There are several approaches for such Volumes problems, including (a) “Parallel Disks” and “Cylindrical Shells”. We are asked to present both techniques, which I do, then solve them, and we confirm the same answer in both cases (which is not necessary in practice… one method is chosen when the problem lends itself to it more naturally).
(a) Parallel Disks
Consider a Sphere centered at the Origin, radius ‘r’, centered “bored” hole through the Sphere has radius “h” (hole). The bore to be considered is vertical, centered around y-axis. The circle x² + y² = r² is rotated about the y-axis for the sphere. Consider the “Hemisphere” with “bore”:
The bore extends from 0 to x = h ==> For Hemisphere, y goes from 0 to yₘₐₓ = √(r² - h²) for our Integration on “y”.

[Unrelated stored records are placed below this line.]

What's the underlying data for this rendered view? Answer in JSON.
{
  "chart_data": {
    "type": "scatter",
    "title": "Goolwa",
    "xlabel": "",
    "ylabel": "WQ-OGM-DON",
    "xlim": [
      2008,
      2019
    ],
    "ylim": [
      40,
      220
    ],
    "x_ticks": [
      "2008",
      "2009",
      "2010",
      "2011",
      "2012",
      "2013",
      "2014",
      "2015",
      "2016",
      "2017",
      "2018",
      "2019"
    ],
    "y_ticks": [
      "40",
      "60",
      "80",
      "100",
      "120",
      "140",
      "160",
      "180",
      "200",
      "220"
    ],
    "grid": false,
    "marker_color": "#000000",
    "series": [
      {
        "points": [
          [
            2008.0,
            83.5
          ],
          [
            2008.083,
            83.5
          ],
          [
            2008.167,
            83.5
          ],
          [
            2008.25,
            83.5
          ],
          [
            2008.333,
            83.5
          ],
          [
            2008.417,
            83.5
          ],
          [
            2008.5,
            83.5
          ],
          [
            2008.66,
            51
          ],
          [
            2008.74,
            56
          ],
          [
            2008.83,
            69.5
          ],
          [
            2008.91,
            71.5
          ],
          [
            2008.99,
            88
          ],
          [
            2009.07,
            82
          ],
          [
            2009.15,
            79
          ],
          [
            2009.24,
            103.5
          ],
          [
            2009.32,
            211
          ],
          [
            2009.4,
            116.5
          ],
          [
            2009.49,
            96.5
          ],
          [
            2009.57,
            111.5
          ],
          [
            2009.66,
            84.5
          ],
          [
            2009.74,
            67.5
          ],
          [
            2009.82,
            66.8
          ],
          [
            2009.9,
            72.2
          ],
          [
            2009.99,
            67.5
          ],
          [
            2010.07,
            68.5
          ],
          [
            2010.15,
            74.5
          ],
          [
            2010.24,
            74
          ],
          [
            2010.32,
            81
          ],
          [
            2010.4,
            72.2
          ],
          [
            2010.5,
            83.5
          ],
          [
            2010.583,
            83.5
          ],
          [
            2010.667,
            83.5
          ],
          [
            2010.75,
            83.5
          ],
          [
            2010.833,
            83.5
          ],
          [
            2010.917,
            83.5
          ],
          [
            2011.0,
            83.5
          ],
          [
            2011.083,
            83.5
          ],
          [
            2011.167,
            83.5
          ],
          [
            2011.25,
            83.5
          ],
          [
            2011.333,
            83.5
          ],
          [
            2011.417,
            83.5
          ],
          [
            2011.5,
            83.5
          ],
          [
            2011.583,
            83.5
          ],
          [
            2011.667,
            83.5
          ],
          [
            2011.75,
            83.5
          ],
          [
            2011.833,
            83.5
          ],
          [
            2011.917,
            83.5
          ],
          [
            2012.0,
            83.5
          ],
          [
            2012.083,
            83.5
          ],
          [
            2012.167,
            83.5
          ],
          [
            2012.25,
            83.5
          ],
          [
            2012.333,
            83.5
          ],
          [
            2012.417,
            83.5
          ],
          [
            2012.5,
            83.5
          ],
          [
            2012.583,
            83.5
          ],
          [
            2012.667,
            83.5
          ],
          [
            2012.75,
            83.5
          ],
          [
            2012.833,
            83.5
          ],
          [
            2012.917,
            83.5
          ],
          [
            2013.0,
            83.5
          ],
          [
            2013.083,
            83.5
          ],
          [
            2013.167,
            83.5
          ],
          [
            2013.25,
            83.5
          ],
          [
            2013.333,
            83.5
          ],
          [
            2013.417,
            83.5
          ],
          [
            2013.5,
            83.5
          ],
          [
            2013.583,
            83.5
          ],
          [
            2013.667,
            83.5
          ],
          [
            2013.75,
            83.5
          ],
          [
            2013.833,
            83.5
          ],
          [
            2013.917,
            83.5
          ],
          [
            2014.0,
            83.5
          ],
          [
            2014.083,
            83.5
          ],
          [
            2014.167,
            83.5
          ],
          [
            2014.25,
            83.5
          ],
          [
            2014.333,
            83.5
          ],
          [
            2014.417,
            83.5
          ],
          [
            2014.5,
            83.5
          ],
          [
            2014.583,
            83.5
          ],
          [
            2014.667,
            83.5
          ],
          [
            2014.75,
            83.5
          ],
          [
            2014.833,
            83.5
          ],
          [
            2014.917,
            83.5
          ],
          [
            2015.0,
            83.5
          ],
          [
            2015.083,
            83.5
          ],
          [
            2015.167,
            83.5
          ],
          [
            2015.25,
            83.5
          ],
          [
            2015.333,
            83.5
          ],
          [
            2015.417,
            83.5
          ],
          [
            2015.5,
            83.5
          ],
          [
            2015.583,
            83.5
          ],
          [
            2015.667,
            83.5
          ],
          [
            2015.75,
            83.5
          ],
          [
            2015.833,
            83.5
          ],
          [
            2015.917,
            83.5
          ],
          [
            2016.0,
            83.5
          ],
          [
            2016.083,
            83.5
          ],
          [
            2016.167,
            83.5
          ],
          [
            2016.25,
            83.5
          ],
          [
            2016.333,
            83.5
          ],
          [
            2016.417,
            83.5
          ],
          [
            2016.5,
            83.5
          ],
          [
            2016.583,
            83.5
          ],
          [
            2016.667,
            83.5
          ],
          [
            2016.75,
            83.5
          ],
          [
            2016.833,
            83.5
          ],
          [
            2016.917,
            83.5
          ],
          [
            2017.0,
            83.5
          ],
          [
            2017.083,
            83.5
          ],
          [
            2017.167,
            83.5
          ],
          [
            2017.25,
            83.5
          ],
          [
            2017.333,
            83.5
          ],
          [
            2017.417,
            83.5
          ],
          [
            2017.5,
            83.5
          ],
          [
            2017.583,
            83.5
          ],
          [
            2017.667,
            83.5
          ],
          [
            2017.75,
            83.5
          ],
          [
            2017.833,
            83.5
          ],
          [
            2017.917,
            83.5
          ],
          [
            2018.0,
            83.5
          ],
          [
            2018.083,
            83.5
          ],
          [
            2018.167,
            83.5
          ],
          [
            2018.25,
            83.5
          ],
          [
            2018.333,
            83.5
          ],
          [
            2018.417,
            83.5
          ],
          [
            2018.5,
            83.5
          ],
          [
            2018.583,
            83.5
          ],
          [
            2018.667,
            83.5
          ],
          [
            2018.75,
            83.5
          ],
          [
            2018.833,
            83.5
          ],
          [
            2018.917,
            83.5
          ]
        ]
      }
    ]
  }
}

V ≈ 2 Σ πxᵢ²Δy - πh²Δy ==> V = 2 ∫₀ʸ⁻ᵐᵃˣ [π(r² - y²) - π(h²)] dy = 2 ∫₀ʸ⁻ᵐᵃˣ [π(r² - h²) - π(y²)] dy
V = 2π ∫₀ʸ⁻ᵐᵃˣ [(r² - h²) - y²] dy= 2π ∫₀ʸ⁻ᵐᵃˣ [(r² - h²) - y²] dy = 2π [(r² - h²)y - y³/3] | ₀ʸ⁻ᵐᵃˣ
V = 2π [(r² - h²)√(r² - h²) - (√(r² - h²))³ / 3] = 2π(2/3) (r² - h²)³/² ==> V = (4π/3)(r² - h²)³/²
For bore hole h = 1, V = (4π/3)(r² - 1)³/²
(b) Cylindrical Shells (about y-axis)
xᵢ : h -> r ==> V ≈ Σ [ π(xᵢ + Δx)² - πxᵢ² ] (2yᵢ) = Σ [ π(xᵢ + Δx)² - πxᵢ² ] (2√(r² - xᵢ²)) ==>
V ≈ 2 Σ [ π(xᵢ² + 2xᵢΔx + Δx² - πxᵢ² ] (√(r² - xᵢ²)) = 2 Σ [ π(2xᵢ + Δx ] (√(r² - xᵢ²)) ᵢΔx
= 2 Σ [ π(2xᵢ) (√(r² - xᵢ²) Δx ==>
V = (h -> r) 2π ∫ √(r² - x²)(2x dx) = (h -> r) (-2π) ∫ (r² - x²)¹/²(-2x dx) = (-2π) (r² - x²)³/² / (3/2) | (h -> r)
V = (-2π)(2/3) [ (r² - r²)³/² - (r² - h²)³/² ] ==> V = (4π/3)(r² - h²)³/²
(c) Given V = 200 mm³, with bore hole ‘h=1 mm', find radius ‘r’
V = (4π/3)(r² - h²)³/² = 200 ==> (4π/3)(r² - 1)³/² = 200 ==> r² - 1 = [200(3/4π)]²/³ ==> r² = 1 + [200(3/4π)]²/³ ==>
r = √(1 + [200(3/4π)]²/³) ==> r = √(1 + 13.16) ==> r = √(14.16) ==> r = 3.76 mm
(d) Observations
Fwiw, the volumed bored out of the sphere is _not_ a cylinder, but removed what would be both "rounded ends” at each end of the cylinder, as well:
Volume of Sphere: (4π/3)r³
Volume of Bore: (4π/3)[r³ - (r² - h²)³/²]
Volume of Cylinder bored out (without the “end caps”): πh²√(r² - h²) # see “yₘₐₓ" in (a) above.
Volume of bored “end caps” : (Volume of Bore) - (Volume of Cylinder bored) =
(4π/3)[r³ - (r² - h²)³/²] - πh²√(r² - h²) = π [ (4/3)[r³ - (r² - h²)³/²] - h²√(r² - h²) ] # a mouthful !!